Kurz gesagt ich sche Handschuhe. Bei meinen Gartenhandschuhen hab ich immer 9 die passen super. Weil ich eh was bestellt hatte, habe ich mir ein paar Fox Ranger Gel mitbestellt. In M = 9 = Passen gar nicht. Zu klein, die Naht drückt unter den Fingernagel und nach kurzer Zeit massive Druckstellen. Gehe also zurück. 

Habt ihr nen Tipp für mich? Ich fahre aktuell die Ergon GA2 Griffe welche sehr viel Grip haben. 

Farbe orange wäre toll, aber kein muss, schwarz geht auch. 

Lieben Dank


----------



## Florent29 (4. März 2019)

Vergiss mal den ganzen Gel-Quatsch - und Fox sowieso, die fallen nach 3 Tagen auseinander.

Die besten Handschuhe macht mM nach derzeit Leatt: DBX 1.0 bis DBX 4.0 je nach "Schutzklasse" auf der Außenhand, ohne nervige Klettverschlüsse, mit superweicher Kunstfaser auf der Innenseite mit oder ohne Polster je nach Wunsch. Kann ich nur empfehlen.

zB diese hier: https://www.bike24.de/1.php?content=8;product=266867;menu=1000,18,56;mid[511]=1;page=2


----------



## MTB-News.de




----------



## Trail Surfer (4. März 2019)




----------



## Logic (4. März 2019)

Ich habe seit letztem Jahr die Oneal AMX in Gr9: https://www.oneal.eu/de/products/mountainbike/handschuhe/1101-032_amx-gloves/
Handlänge (Mittelfinger bis Handwurzel): ca. 19,5cm
Handumfang: ca. 21,5cm

Die sind das luftigste was ich bisher hatte. Zwischen den Fingern ist ein Mesh und die Handfläche ich durchgehend perforiert.


 



Nähte sind zwar auch im Bereich der Fingerkuppen vorhanden, aber mich stören sie nicht sonderlich, ist aber sicher Geschmackssache.
Hatte davor ein älteres Modell der Oneal Element (https://www.oneal.eu/de/products/mountainbike/handschuhe/0392-308_o´neal-element-glove/). Diese waren etwas dicker und minimal gepolstert. Das neue Modell war gefühlt nochmal dicker, daher hab ich die AMX mal probiert.

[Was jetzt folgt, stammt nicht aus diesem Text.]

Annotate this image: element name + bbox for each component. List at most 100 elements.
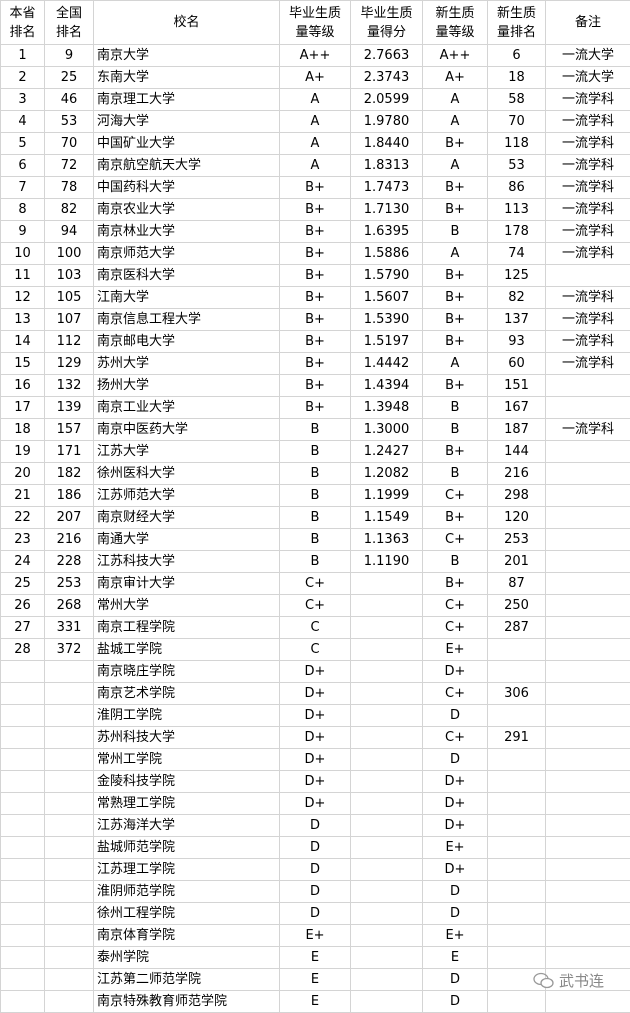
cell-national-rank: 207: [44, 506, 94, 529]
cell-freshman-grade: D: [422, 990, 488, 1013]
cell-freshman-grade: E: [422, 946, 488, 969]
cell-province-rank: 3: [0, 88, 45, 111]
cell-freshman-rank: 6: [487, 44, 546, 67]
cell-freshman-rank: [487, 770, 546, 793]
cell-school-name: 盐城工学院: [93, 638, 280, 661]
wechat-official-account-icon: [533, 972, 554, 988]
cell-graduate-grade: B+: [279, 286, 351, 309]
cell-freshman-grade: A++: [422, 44, 488, 67]
cell-freshman-grade: B+: [422, 308, 488, 331]
header-remark: 备注: [545, 0, 630, 45]
cell-national-rank: 132: [44, 374, 94, 397]
cell-school-name: 南京医科大学: [93, 264, 280, 287]
cell-national-rank: 112: [44, 330, 94, 353]
table-row: 7 78 中国药科大学 B+ 1.7473 B+ 86 一流学科: [0, 176, 630, 199]
cell-remark: 一流学科: [545, 132, 630, 155]
cell-graduate-score: 2.0599: [350, 88, 423, 111]
cell-school-name: 苏州科技大学: [93, 726, 280, 749]
cell-freshman-grade: A: [422, 242, 488, 265]
cell-national-rank: 46: [44, 88, 94, 111]
cell-graduate-grade: A++: [279, 44, 351, 67]
table-row: 常州工学院 D+ D: [0, 748, 630, 771]
cell-freshman-rank: 178: [487, 220, 546, 243]
header-freshman-grade: 新生质 量等级: [422, 0, 488, 45]
cell-school-name: 江苏科技大学: [93, 550, 280, 573]
cell-freshman-rank: 201: [487, 550, 546, 573]
cell-province-rank: 12: [0, 286, 45, 309]
cell-province-rank: 17: [0, 396, 45, 419]
cell-graduate-grade: D: [279, 902, 351, 925]
cell-freshman-rank: 287: [487, 616, 546, 639]
cell-school-name: 南京体育学院: [93, 924, 280, 947]
table-row: 25 253 南京审计大学 C+ B+ 87: [0, 572, 630, 595]
cell-freshman-rank: [487, 946, 546, 969]
cell-graduate-score: 1.4394: [350, 374, 423, 397]
cell-graduate-score: [350, 946, 423, 969]
cell-school-name: 南京邮电大学: [93, 330, 280, 353]
cell-province-rank: [0, 704, 45, 727]
cell-school-name: 南京审计大学: [93, 572, 280, 595]
cell-remark: 一流学科: [545, 286, 630, 309]
cell-province-rank: 10: [0, 242, 45, 265]
cell-graduate-score: 1.7473: [350, 176, 423, 199]
cell-province-rank: 26: [0, 594, 45, 617]
cell-graduate-grade: C+: [279, 572, 351, 595]
cell-graduate-grade: C+: [279, 594, 351, 617]
cell-national-rank: 228: [44, 550, 94, 573]
cell-province-rank: 18: [0, 418, 45, 441]
cell-province-rank: 21: [0, 484, 45, 507]
cell-province-rank: 28: [0, 638, 45, 661]
cell-remark: [545, 858, 630, 881]
table-row: 28 372 盐城工学院 C E+: [0, 638, 630, 661]
cell-remark: [545, 374, 630, 397]
cell-school-name: 河海大学: [93, 110, 280, 133]
cell-graduate-score: 1.4442: [350, 352, 423, 375]
cell-province-rank: 15: [0, 352, 45, 375]
cell-remark: [545, 748, 630, 771]
cell-school-name: 淮阴工学院: [93, 704, 280, 727]
cell-graduate-score: 1.9780: [350, 110, 423, 133]
cell-freshman-grade: B+: [422, 374, 488, 397]
table-row: 14 112 南京邮电大学 B+ 1.5197 B+ 93 一流学科: [0, 330, 630, 353]
cell-national-rank: 72: [44, 154, 94, 177]
table-row: 徐州工程学院 D D: [0, 902, 630, 925]
cell-graduate-score: [350, 858, 423, 881]
cell-remark: 一流学科: [545, 154, 630, 177]
cell-school-name: 淮阴师范学院: [93, 880, 280, 903]
cell-remark: [545, 594, 630, 617]
cell-remark: [545, 792, 630, 815]
cell-freshman-grade: B: [422, 220, 488, 243]
cell-freshman-grade: D: [422, 880, 488, 903]
cell-freshman-rank: 82: [487, 286, 546, 309]
table-row: 17 139 南京工业大学 B+ 1.3948 B 167: [0, 396, 630, 419]
cell-freshman-rank: [487, 836, 546, 859]
cell-remark: [545, 550, 630, 573]
cell-province-rank: [0, 770, 45, 793]
cell-school-name: 南京航空航天大学: [93, 154, 280, 177]
cell-freshman-grade: A: [422, 154, 488, 177]
cell-province-rank: 1: [0, 44, 45, 67]
cell-graduate-grade: C: [279, 616, 351, 639]
cell-graduate-grade: E: [279, 968, 351, 991]
cell-remark: 一流学科: [545, 88, 630, 111]
cell-freshman-rank: [487, 990, 546, 1013]
cell-graduate-score: 1.5607: [350, 286, 423, 309]
cell-school-name: 江南大学: [93, 286, 280, 309]
cell-province-rank: [0, 902, 45, 925]
cell-national-rank: [44, 968, 94, 991]
table-row: 金陵科技学院 D+ D+: [0, 770, 630, 793]
cell-freshman-grade: C+: [422, 726, 488, 749]
cell-province-rank: 20: [0, 462, 45, 485]
cell-remark: [545, 572, 630, 595]
table-row: 南京体育学院 E+ E+: [0, 924, 630, 947]
cell-freshman-rank: 58: [487, 88, 546, 111]
table-row: 南京艺术学院 D+ C+ 306: [0, 682, 630, 705]
cell-graduate-score: 1.1549: [350, 506, 423, 529]
cell-freshman-rank: 18: [487, 66, 546, 89]
cell-province-rank: 11: [0, 264, 45, 287]
cell-graduate-score: [350, 572, 423, 595]
cell-province-rank: 14: [0, 330, 45, 353]
table-row: 23 216 南通大学 B 1.1363 C+ 253: [0, 528, 630, 551]
cell-school-name: 盐城师范学院: [93, 836, 280, 859]
cell-freshman-grade: B+: [422, 132, 488, 155]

Die Fox Ranger hatte ich letztes Jahr auch kurz bestellt, gingen aber aus zwei Gründen direkt zurück. Viel zu klein (hast du ja auch schon gemerkt) und stinken wie sau.

Giro Rivet hate ich im Laden mal an, angenehmes Material, aber zu kurz in der Weite und zu weit in der richtigen Länge 

ION hatte ich auch mal an (Path). War mir zu weit/schlabberig in der richtigen Länge.

Die 100% iTrack hatte ich auch noch anprobiert, aber nicht gekauft. Warum weiß ich nicht mehr.

Leatt hätte ich gerne probiert, nirgendwo anzuprobieren und online war letztes Jahr alles ausverkauft in meinen Farben/Größen.


----------



## Markusdr (5. März 2019)

@Florent29 + @Logic vielen Dank Euch beiden. Ich habe mir die Leatt bestellt in M und L und einmal die Oneal zum testen. Wird sicher was passendes dabei sein.


----------



## Markusdr (7. März 2019)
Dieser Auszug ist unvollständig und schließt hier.